Por mais de 20 anos ouvimos o mesmo discurso de que o Estado deve se retirar da economia. Durante todo este tempo vimos os vários governos neoliberais (Reagan, Thatcher, Kohl, Menem FHC, Pinochet e demais comparsas) desmantelando, item a item, os mecanismos reguladores da economia e as empresas públicas e estatais. Removeram praticamente todas as barreiras e limites para a sanha do “deus” mercado que deveria reinar livremente. Todos, ou quase todos, os obstáculos ao “deixar fazer, deixar passar” foram diligentemente removidos.

Porém, apesar deste discurso de que o Estado não deveria dar apoio nem servir para distribuir os bens da sociedade ou se preocupar com os trabalhadores que perdem seus empregos, os pensadores liberais defendiam (e defendem) que o Estado deve ser suficientemente forte para impedir o avanço dos sindicatos e das organizações sociais. Os sindicatos são vistos como uma das principais causas das crises porque, ao reivindicar salários (aumentos excessivos, como eles dizem) corroem a base da acumulação do capital e limitam o crescimento da economia. Milton Friedman chega a defender o que chamou de “uma boa legislação” contra os sindicatos porque estes interferem no funcionamento livre do mercado de trabalho.

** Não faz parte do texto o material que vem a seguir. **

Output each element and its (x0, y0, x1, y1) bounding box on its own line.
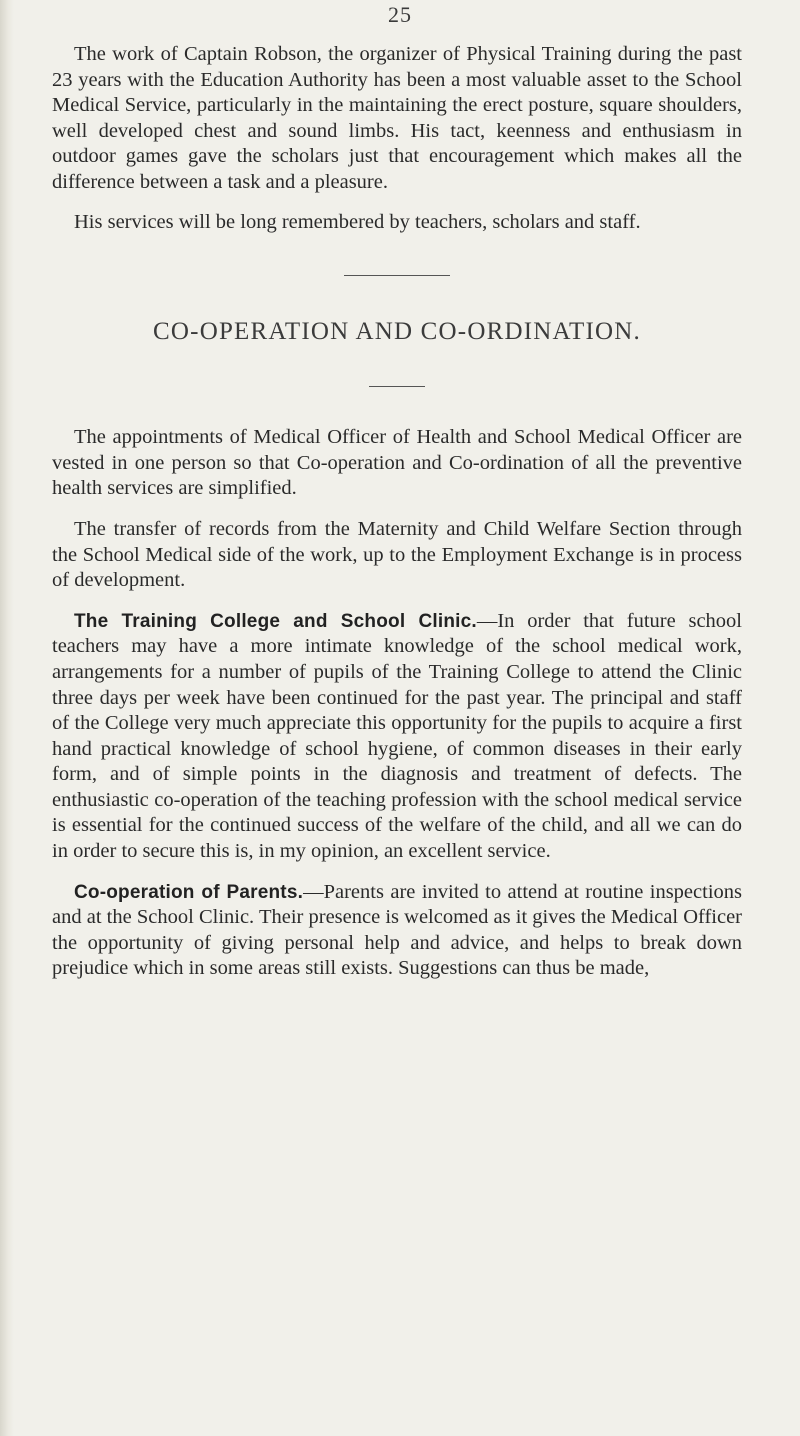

E, neste ponto, volto aos “idiotas da objetividade” criados por Nelson Rodrigues. Eles não enxergam o que está além das sínteses que recebem das grandes agências noticiosas. Reproduzem em seus pensamentos o simplismo dos que reduziram os dez mandamentos a apenas cinco. Continuam limitando o debate a uma questão de intervenção ou não dos bancos centrais, se houve ou não especulação do mercado imobiliário ou se todo o problema é das hipotecas podres. E vão morrer agarrados a este discurso, porque outro não sobrou para eles.

Mas, uma coisa deve ficar bem clara neste momento: ao contrário do que os defensores do projeto neoliberal “ainda” tentam dizer, a crise não é uma questão apenas do mercado financeiro. Está também em perigo a economia real, aquela do nosso dia-a-dia, nacional e internacionalmente. As instituições e estruturas produtivas estão sendo violentamente atingidas pela crise.